Speaking at the Bus Summit, Transport Minister Nusrat Ghani said:

Buses and coaches are hugely important to those who rely on them and to the communities in which these people live and work.

Road transport is going to change dramatically over the next couple of decades – and we have to make sure that the bus industry is ready to benefit from those changes.

We have to move away from nose-to-tail car traffic at peak times, endless engine idling, stop-start travel and rising pollution and carbon emissions. Rather than contributing to the problem – buses and coaches very much form part of the solution.

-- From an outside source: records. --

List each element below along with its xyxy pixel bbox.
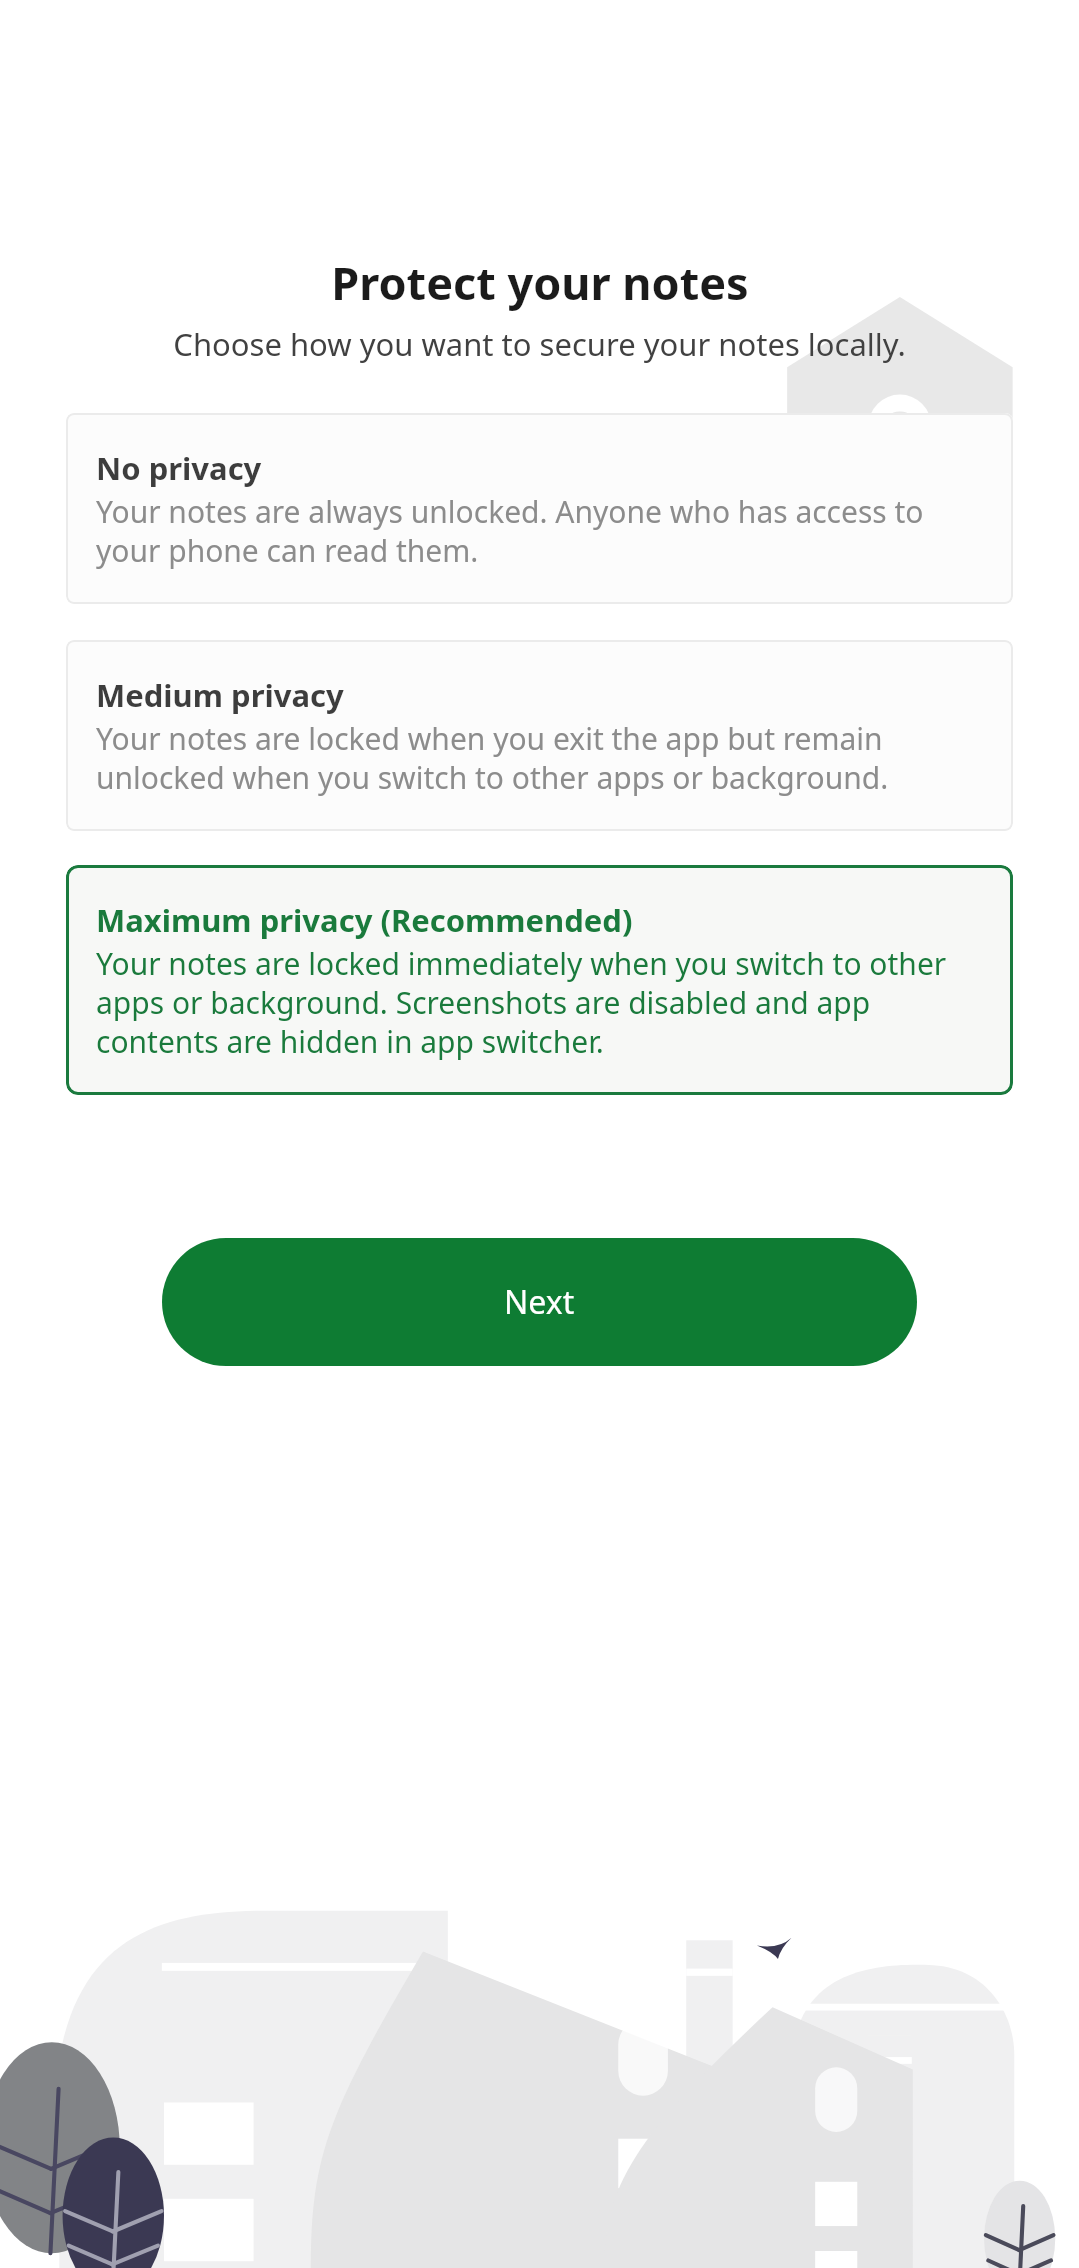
staticText: Maximum privacy (Recommended)	[96, 899, 633, 941]
staticText: Medium privacy	[96, 674, 344, 716]
staticText: Next	[504, 1280, 575, 1324]
button[interactable]: Next	[162, 1238, 917, 1366]
button[interactable]: Maximum privacy (Recommended)	[66, 865, 1013, 1095]
staticText: Your notes are locked immediately when y…	[96, 943, 983, 1061]
staticText: Protect your notes	[331, 252, 749, 313]
staticText: Choose how you want to secure your notes…	[40, 323, 1039, 365]
button[interactable]: No privacy	[66, 413, 1013, 604]
staticText: No privacy	[96, 447, 262, 489]
button[interactable]: Medium privacy	[66, 640, 1013, 831]
staticText: Your notes are locked when you exit the …	[96, 718, 983, 797]
staticText: Your notes are always unlocked. Anyone w…	[96, 491, 983, 570]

The money will allow councils to retrofit vehicles with technology to reduce tailpipe emissions of nitrogen dioxide, as part of a drive to help ensure that more buses and coaches can contribute to improving air quality in UK cities.

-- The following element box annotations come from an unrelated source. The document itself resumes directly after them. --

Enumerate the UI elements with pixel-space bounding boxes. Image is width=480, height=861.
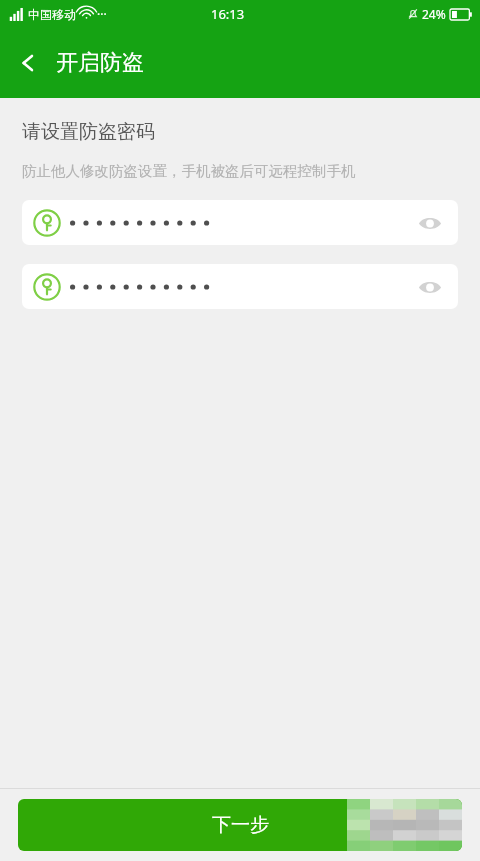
- staticText: 中国移动: [28, 7, 76, 22]
- button[interactable]: Show password: [413, 270, 447, 304]
- button[interactable]: Show password: [22, 200, 458, 245]
- staticText: 16:13: [211, 5, 245, 23]
- staticText: 下一步: [212, 813, 269, 837]
- staticText: 请设置防盗密码: [22, 120, 155, 144]
- staticText: 24%: [422, 6, 446, 22]
- button[interactable]: 下一步: [18, 799, 462, 851]
- button[interactable]: Show password: [413, 206, 447, 240]
- staticText: ···: [97, 6, 107, 22]
- button[interactable]: Show password: [22, 264, 458, 309]
- staticText: 防止他人修改防盗设置，手机被盗后可远程控制手机: [22, 162, 356, 180]
- button[interactable]: Back: [0, 35, 56, 91]
- staticText: 开启防盗: [56, 49, 144, 77]
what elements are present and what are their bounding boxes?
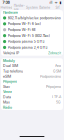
- staticText: Dual SIM: [3, 64, 18, 68]
- staticText: Ano: [55, 64, 61, 68]
- staticText: Síť: [56, 6, 60, 10]
- button[interactable]: Baterie: [38, 6, 51, 10]
- staticText: Rádio: [3, 106, 12, 110]
- staticText: LTE-A: [52, 95, 61, 99]
- button[interactable]: eSIM: [1, 74, 63, 79]
- staticText: Zobrazit: [48, 51, 61, 55]
- staticText: Podpora Wi-Fi 6E: [8, 28, 36, 32]
- staticText: Hardware: [3, 10, 18, 14]
- staticText: Moduly: [3, 59, 15, 63]
- button[interactable]: Max: [1, 100, 63, 105]
- staticText: 802.11 a/b/g/n/ac/ax podporováno: [8, 16, 61, 20]
- button[interactable]: Data: [1, 94, 63, 100]
- button[interactable]: Systém: [26, 6, 38, 10]
- staticText: Přehled: [0, 6, 12, 10]
- staticText: eSIM: [3, 74, 11, 79]
- staticText: 7:38: [2, 0, 10, 5]
- staticText: Baterie: [39, 6, 50, 10]
- button[interactable]: Podpora pásma 5 GHz: [1, 39, 63, 44]
- staticText: Verze: [3, 90, 12, 94]
- staticText: Podpora Wi-Fi 6 (ax): [8, 22, 41, 26]
- staticText: Podpora Wi-Fi 5 (802.11ac): [8, 34, 50, 38]
- staticText: Data: [3, 95, 11, 99]
- button[interactable]: Veřejná IP: [1, 50, 63, 56]
- button[interactable]: Stav: [1, 84, 63, 89]
- staticText: Připojeno: [46, 85, 61, 89]
- staticText: Systém: [26, 6, 38, 10]
- staticText: Připojení: [3, 80, 17, 84]
- button[interactable]: Typ telefonu: [1, 68, 63, 74]
- staticText: Typ telefonu: [3, 69, 23, 73]
- staticText: Podpora pásma 5 GHz: [8, 40, 45, 44]
- staticText: 5G: [56, 100, 61, 104]
- button[interactable]: Hardware: [13, 4, 26, 11]
- button[interactable]: Podpora Wi-Fi 6 (ax): [1, 21, 63, 27]
- staticText: Max: [3, 100, 10, 104]
- staticText: Podporováno: [40, 74, 61, 79]
- button[interactable]: Podpora pásma 2,4 GHz: [1, 44, 63, 50]
- staticText: Stav: [3, 85, 10, 89]
- button[interactable]: 802.11 a/b/g/n/ac/ax podporováno: [1, 15, 63, 21]
- staticText: ıll ᯤ ▮: [50, 0, 62, 5]
- staticText: Podpora pásma 2,4 GHz: [8, 45, 48, 50]
- staticText: Hardware: [14, 4, 25, 11]
- staticText: Veřejná IP: [3, 51, 19, 55]
- button[interactable]: Podpora Wi-Fi 6E: [1, 27, 63, 33]
- button[interactable]: Dual SIM: [1, 63, 63, 68]
- button[interactable]: Podpora Wi-Fi 5 (802.11ac): [1, 33, 63, 39]
- staticText: GSM: [53, 69, 61, 73]
- button[interactable]: Síť: [51, 6, 64, 10]
- button[interactable]: Přehled: [0, 6, 13, 10]
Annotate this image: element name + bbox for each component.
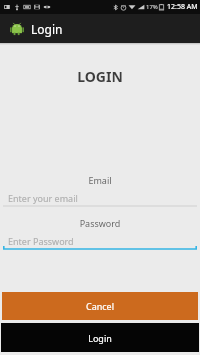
staticText: Login xyxy=(31,21,63,37)
staticText: Cancel xyxy=(2,300,198,312)
staticText: LOGIN xyxy=(0,67,200,86)
button[interactable]: Cancel xyxy=(2,292,198,320)
button[interactable]: Email input xyxy=(0,190,200,209)
staticText: 12:58 AM xyxy=(167,2,198,12)
staticText: Enter your email xyxy=(8,192,78,204)
button[interactable]: Password input xyxy=(0,233,200,252)
button[interactable]: Login xyxy=(1,323,199,352)
staticText: Enter Password xyxy=(8,235,74,247)
staticText: Email xyxy=(0,174,200,186)
staticText: Password xyxy=(0,217,200,229)
other: App icon xyxy=(9,21,25,37)
staticText: Login xyxy=(1,332,199,344)
staticText: 17% xyxy=(146,3,158,11)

Picture of Nusrat Ghani in front of the electric buses.

Environment Minister Therese Coffey said:

Poor air quality affects public health, the economy and the environment, which is why we are determined to do more.

I am delighted to see so many high quality applications to the Clean Bus Technology Fund and, as a result, the government has decided to bring forward funding meaning that we will award nearly £40 million to retrofit more than 2,700 buses.

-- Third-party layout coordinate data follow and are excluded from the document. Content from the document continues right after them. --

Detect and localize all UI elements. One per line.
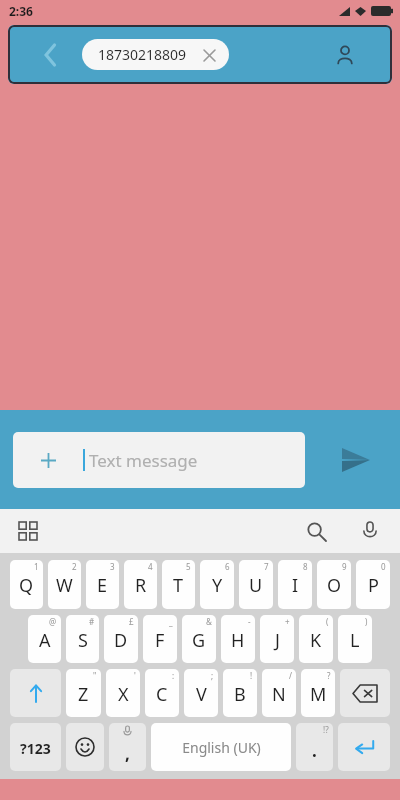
staticText: 6	[225, 561, 230, 572]
staticText: K	[310, 628, 322, 653]
staticText: F	[155, 628, 165, 653]
staticText: H	[231, 628, 245, 653]
button[interactable]: #	[66, 615, 99, 663]
staticText: @	[49, 616, 57, 627]
button[interactable]: 2	[48, 560, 81, 609]
staticText: B	[234, 682, 246, 707]
staticText: 5	[186, 561, 191, 572]
button[interactable]: _	[143, 615, 177, 663]
button[interactable]: !	[223, 669, 257, 717]
button[interactable]: :	[145, 669, 179, 717]
button[interactable]: 5	[162, 560, 195, 609]
button[interactable]: -	[221, 615, 255, 663]
button[interactable]: 3	[86, 560, 119, 609]
staticText: M	[310, 682, 327, 707]
staticText: E	[97, 573, 108, 598]
staticText: C	[156, 682, 168, 707]
staticText: Z	[78, 682, 89, 707]
staticText: .	[312, 739, 317, 762]
staticText: ?	[327, 670, 331, 681]
button[interactable]: 9	[317, 560, 351, 609]
button[interactable]: @	[28, 615, 61, 663]
button[interactable]: ?	[301, 669, 335, 717]
staticText: X	[118, 682, 129, 707]
staticText: ?123	[20, 739, 51, 758]
button[interactable]: 1	[10, 560, 43, 609]
staticText: !	[250, 670, 253, 681]
button[interactable]: 8	[278, 560, 312, 609]
button[interactable]: Emoji	[66, 723, 104, 771]
staticText: J	[275, 628, 280, 653]
button[interactable]: '	[106, 669, 140, 717]
button[interactable]: 0	[356, 560, 390, 609]
staticText: 18730218809	[98, 45, 187, 64]
staticText: D	[114, 628, 128, 653]
staticText: T	[173, 573, 184, 598]
button[interactable]: Back	[34, 38, 68, 72]
button[interactable]: !?	[296, 723, 333, 771]
button[interactable]: Voice input	[354, 515, 386, 547]
staticText: 7	[264, 561, 269, 572]
button[interactable]: /	[262, 669, 296, 717]
staticText: '	[134, 670, 136, 681]
staticText: &	[206, 616, 212, 627]
staticText: 2:36	[9, 3, 33, 19]
staticText: +	[285, 616, 290, 627]
staticText: 3	[110, 561, 115, 572]
staticText: V	[196, 682, 207, 707]
button[interactable]: Add attachment	[35, 447, 61, 473]
button[interactable]: &	[182, 615, 216, 663]
button[interactable]: +	[260, 615, 294, 663]
staticText: I	[292, 573, 299, 598]
staticText: 8	[303, 561, 308, 572]
staticText: :	[172, 670, 175, 681]
button[interactable]: "	[66, 669, 101, 717]
staticText: 0	[381, 561, 386, 572]
staticText: ,	[125, 742, 130, 765]
staticText: 9	[342, 561, 347, 572]
button[interactable]: £	[104, 615, 138, 663]
staticText: ;	[211, 670, 214, 681]
staticText: W	[56, 573, 73, 598]
staticText: -	[248, 616, 251, 627]
button[interactable]: Add contact	[328, 38, 362, 72]
button[interactable]: English (UK)	[151, 723, 291, 771]
button[interactable]: Search	[300, 515, 332, 547]
staticText: A	[39, 628, 51, 653]
staticText: English (UK)	[182, 738, 261, 757]
staticText: /	[289, 670, 292, 681]
button[interactable]: Enter	[338, 723, 390, 771]
staticText: !?	[323, 724, 329, 735]
button[interactable]: )	[338, 615, 372, 663]
button[interactable]: Add attachment	[13, 432, 305, 488]
staticText: 1	[34, 561, 39, 572]
staticText: 4	[148, 561, 153, 572]
button[interactable]: ;	[184, 669, 218, 717]
staticText: #	[89, 616, 95, 627]
staticText: £	[129, 616, 134, 627]
staticText: S	[78, 628, 88, 653]
button[interactable]: Send	[334, 438, 378, 482]
staticText: G	[192, 628, 206, 653]
button[interactable]: 7	[239, 560, 273, 609]
button[interactable]: 18730218809	[82, 39, 229, 70]
staticText: N	[272, 682, 286, 707]
staticText: _	[169, 616, 173, 627]
staticText: Text message	[89, 449, 198, 472]
button[interactable]: ,	[109, 723, 146, 771]
button[interactable]: 4	[124, 560, 157, 609]
button[interactable]: Backspace	[340, 669, 390, 717]
staticText: Y	[212, 573, 223, 598]
staticText: 2	[72, 561, 77, 572]
button[interactable]: Shift	[10, 669, 61, 717]
button[interactable]: Remove recipient	[200, 46, 218, 64]
button[interactable]: 6	[200, 560, 234, 609]
staticText: (	[326, 616, 329, 627]
button[interactable]: Keyboard options	[12, 515, 44, 547]
staticText: Q	[19, 573, 34, 598]
staticText: O	[327, 573, 342, 598]
button[interactable]: ?123	[10, 723, 61, 771]
staticText: R	[135, 573, 147, 598]
button[interactable]: (	[299, 615, 333, 663]
staticText: "	[93, 670, 97, 681]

This is another way which the government is delivering on its commitment to improving the environment within a generation and leave it in a better state than we found it.

Alongside this, the Department for Transport will use the Bus Services Act as a way of encouraging councils and bus companies to look at measures to encourage the public to use buses.

In 2016, government invested £30 million through the Low Emission Bus Scheme, which helped put over 300 new low emission buses on the roads, with a further £11 million and 150 buses being announced in 2017.

Winners

Clean Bus Technology Fund 2017 to 2019 winners Number of buses 2017/18 funding 2018/19 funding
1. West Yorkshire Combined Authority 156 £1,368,000 £1,474,200
2. Bristol City Council 81 £1,047,800 £1,167,000
3. Gateshead Metropolitan Borough Council 79 £828,000 £674,180
4. Leeds City Council 75 £0 £1,371,000
5. Transport for West Midlands 364 £1,500,000 £1,500,000
6. Leicester City Council 109 £1,101,581 £1,101,581
7. Oxford City Council 83 £938,910 £724,020
8. Coventry City Council 104 £0 £1,500,000
9. Nottinghamshire County Council 112 £1,373,265 £0
10. Transport for Greater Manchester 170 £1,500,000 £1,500,000
11. North Tyneside Council 69 £862,600 £339,000
12. Nottingham City Council 171 £1,500,000 £1,196,517
13. Transport for London 500 £1,500,000 £1,500,000
14. Sheffield City Council 117 £560,000 £1,386,800
15. Liverpool City Region Combined 149 £1,499,586 £1,497,277
16. Southampton City Council 145 £1,177,835 £1,500,000
17. Derby City Council 152 £1,500,000 £798,330
18. Essex County Council 60 £1,072,500 £0
19. South Tyneside Council 29 £232,500 £252,000
20. Newcastle City Council 43 £180,000 £510,000
Totals 2768 £19,742,577 £19,991,905

Further information

In November 2016 the Department for Transport announced a further £100 million to support low emission buses. Of this, £40 million was put towards the Clean Bus Technology Fund, and £60 million was dedicated to new low emission buses. From the £60 million, £11 million was used to fund the best of the bids which had initially narrowly missed out on funding from LEBS, supporting the purchase of a further 150 low emission buses. The remaining £49 million will be used to fund the next round of the Low Emission Bus Scheme.

By 15 September this year (2018), 5 local authorities are required to set out their final plans for bringing nitrogen dioxide concentrations within legal limits in the shortest possible time. A further 23 local authorities are required to set out their initial plans by the end of March, with final plans by the end of the year.

In August 2017, the Low Carbon Vehicle Partnership launched the Clean Vehicle Retrofit Accreditation Scheme, with government funding support.